東洋医学の大きな特徴に統一観念というものがあります。人と自然を一つの統一体としてとらえ、統一体は宇宙を表します。人も自然も宇宙を構成する一部であると考えます。人体も宇宙と同じで、臓腑は個々に働くのではなく、関連しあって一つの身体ができているととらえます。ここでいう身体は「心と体」を指します。物質としてだけではなく、精神面も自然と一体です。統一体である大宇宙は時が流れます。季節も廻ります。常に変化を続けています。私たちの身体も変化を続けています。怪我をすると治ります。病気も快方へ向かいます。ちょっと悲しいですが、年も重ねて老化します。全て、戻ることなく進んでいます。今、病で苦しんでおられても、必ず変化します。あきらめないことも、快方へ向かう手助けになるように思います。
清少納言の生きた平安時代、今から1000年以上も前と現代では変化しています。便利で安全な世の中になったのかもしれませんが、人も自然と一体であることを忘れてしまっているようにも思います。自然を破壊してしまえば、人にも影響がでるに違いありません。私たちが生かせていただいている自然界の中で便利で安心して過ごせるといいなと思います。

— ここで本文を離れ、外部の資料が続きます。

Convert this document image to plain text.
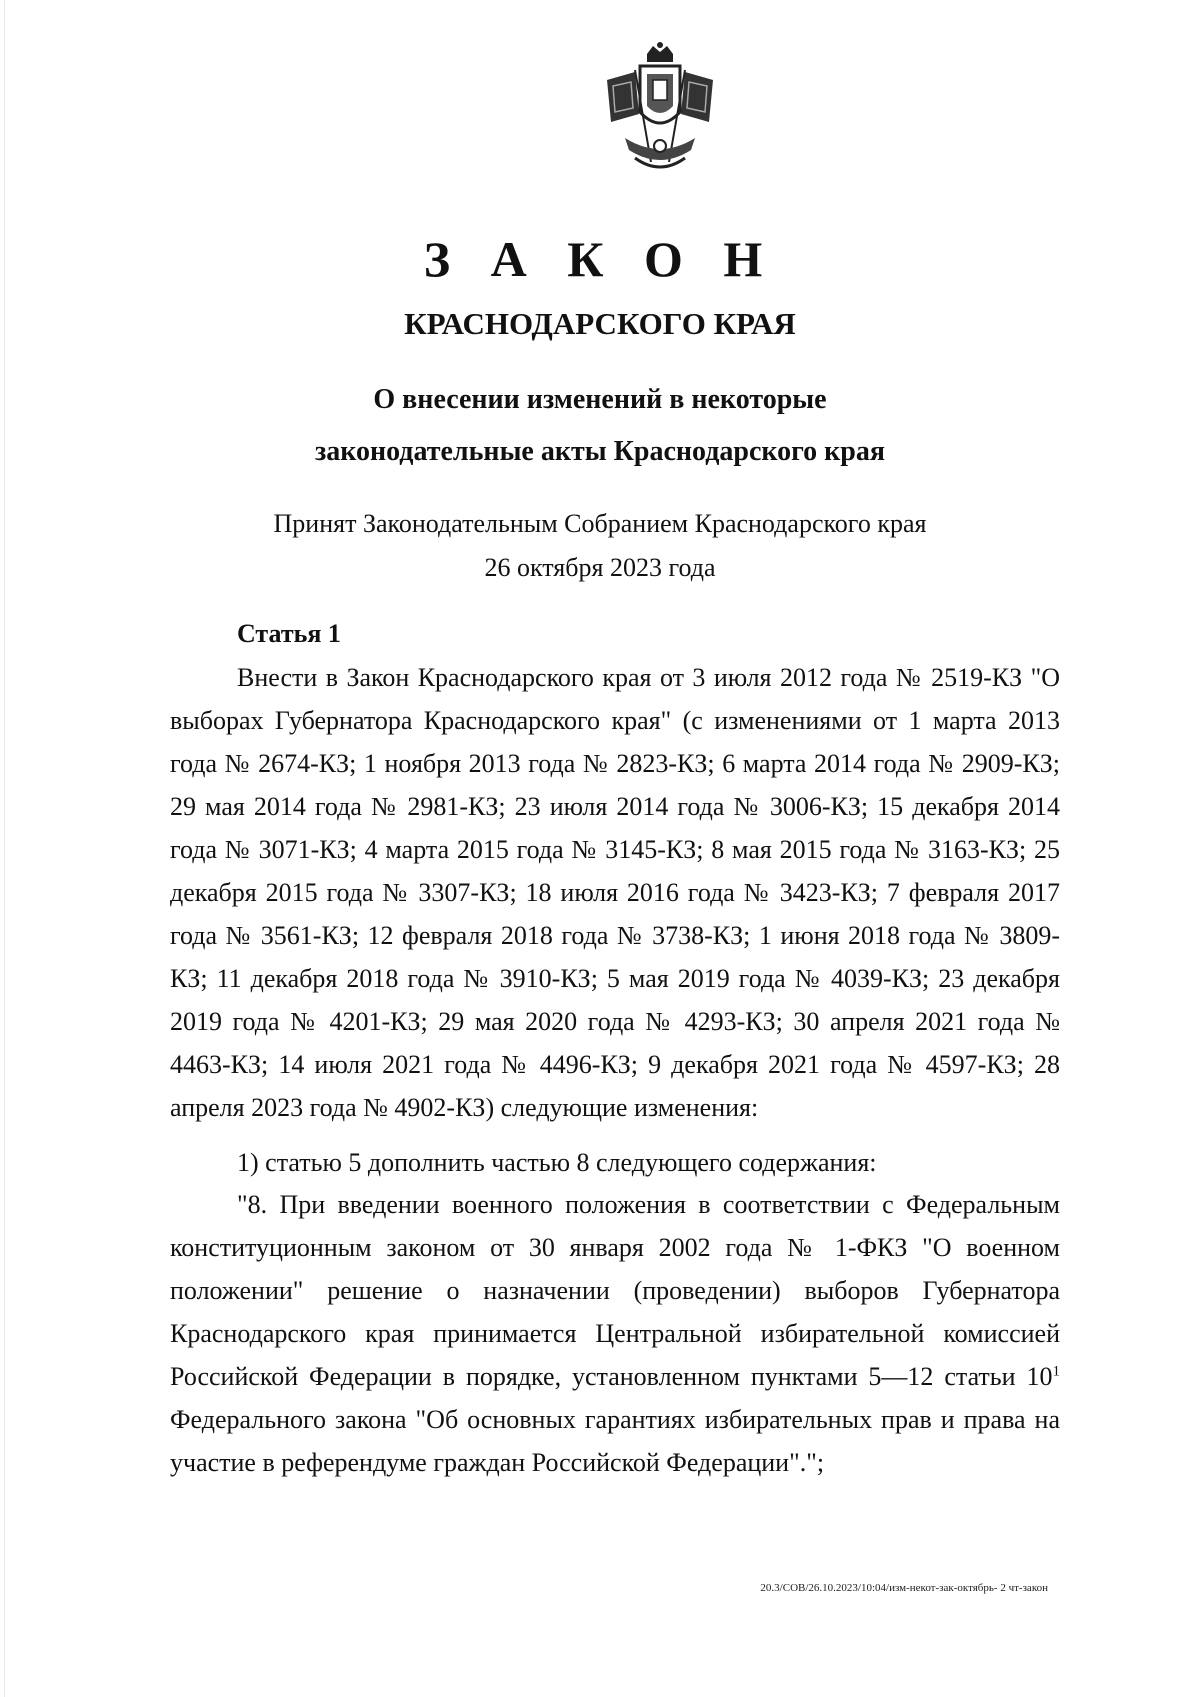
З А К О Н
КРАСНОДАРСКОГО КРАЯ
О внесении изменений в некоторые
законодательные акты Краснодарского края
Принят Законодательным Собранием Краснодарского края
26 октября 2023 года
Статья 1

Внести в Закон Краснодарского края от 3 июля 2012 года № 2519-КЗ "О выборах Губернатора Краснодарского края" (с изменениями от 1 марта 2013 года № 2674-КЗ; 1 ноября 2013 года № 2823-КЗ; 6 марта 2014 года № 2909-КЗ; 29 мая 2014 года № 2981-КЗ; 23 июля 2014 года № 3006-КЗ; 15 декабря 2014 года № 3071-КЗ; 4 марта 2015 года № 3145-КЗ; 8 мая 2015 года № 3163-КЗ; 25 декабря 2015 года № 3307-КЗ; 18 июля 2016 года № 3423-КЗ; 7 февраля 2017 года № 3561-КЗ; 12 февраля 2018 года № 3738-КЗ; 1 июня 2018 года № 3809-КЗ; 11 декабря 2018 года № 3910-КЗ; 5 мая 2019 года № 4039-КЗ; 23 декабря 2019 года № 4201-КЗ; 29 мая 2020 года № 4293-КЗ; 30 апреля 2021 года № 4463-КЗ; 14 июля 2021 года № 4496-КЗ; 9 декабря 2021 года № 4597-КЗ; 28 апреля 2023 года № 4902-КЗ) следующие изменения:

1) статью 5 дополнить частью 8 следующего содержания:

"8. При введении военного положения в соответствии с Федеральным конституционным законом от 30 января 2002 года № 1-ФКЗ "О военном положении" решение о назначении (проведении) выборов Губернатора Краснодарского края принимается Центральной избирательной комиссией Российской Федерации в порядке, установленном пунктами 5—12 статьи $10^1$ Федерального закона "Об основных гарантиях избирательных прав и права на участие в референдуме граждан Российской Федерации".";

20.3/СОВ/26.10.2023/10:04/изм-некот-зак-октябрь- 2 чт-закон
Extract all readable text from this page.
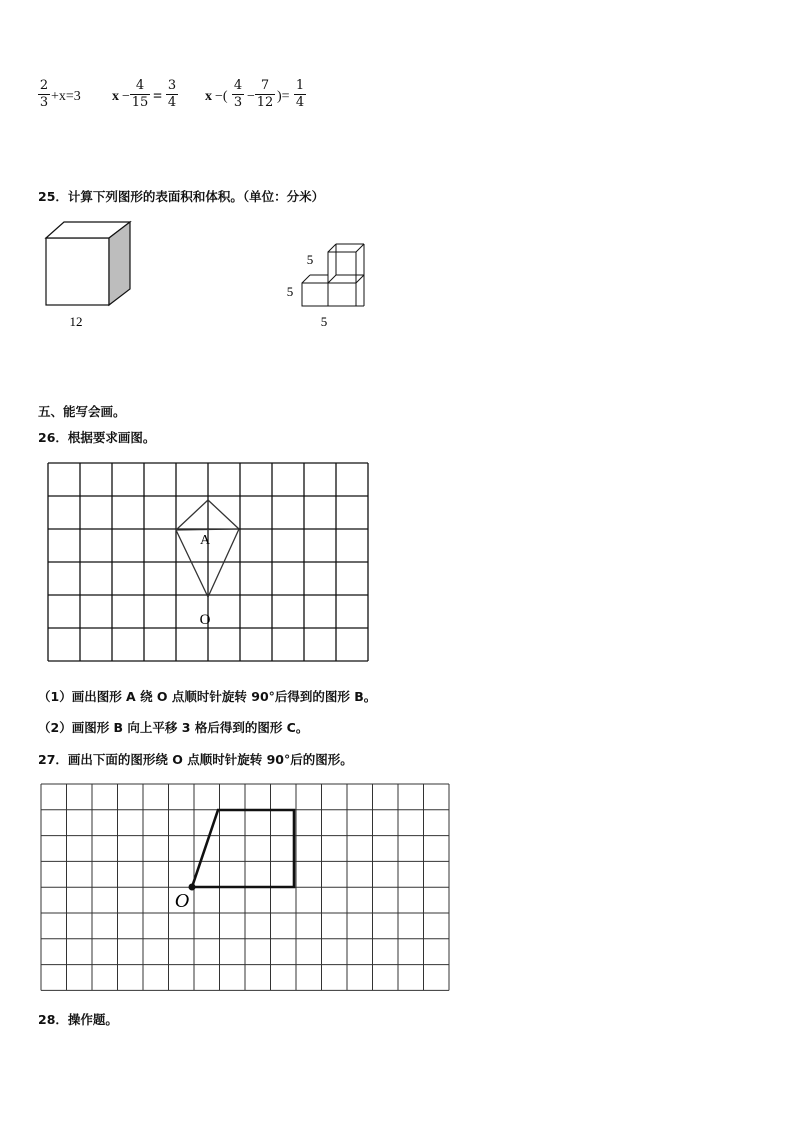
2
3 +x=3 x −
4
15 =
3
4 x −(
4
3 −
7
12 )=
1
4
25．计算下列图形的表面积和体积。（单位：分米）
12
5
5
5
五、能写会画。
26．根据要求画图。
A
O
（1）画出图形 A 绕 O 点顺时针旋转 90°后得到的图形 B。
（2）画图形 B 向上平移 3 格后得到的图形 C。
27．画出下面的图形绕 O 点顺时针旋转 90°后的图形。
O
28．操作题。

今日は七夕、はりきゅう尚庵のある稲美町は晴れています。今年は織姫とひこ星は会えるのでしょうか?想像が広がります。そして、天の川に願いをたくします。皆さまが元気で幸せでありますように。
写真は地元の祇園堂です。祇園祭はスサノオノミコトをお祀りして地元の人々が元気に夏を乗り切れるためのものです。昔ながらの風習が残っているのです。
七夕の夜、天の川を見ながら、大宇宙のパワーを全身に取り入れて、暑い夏を元気に乗り越えていきましょう。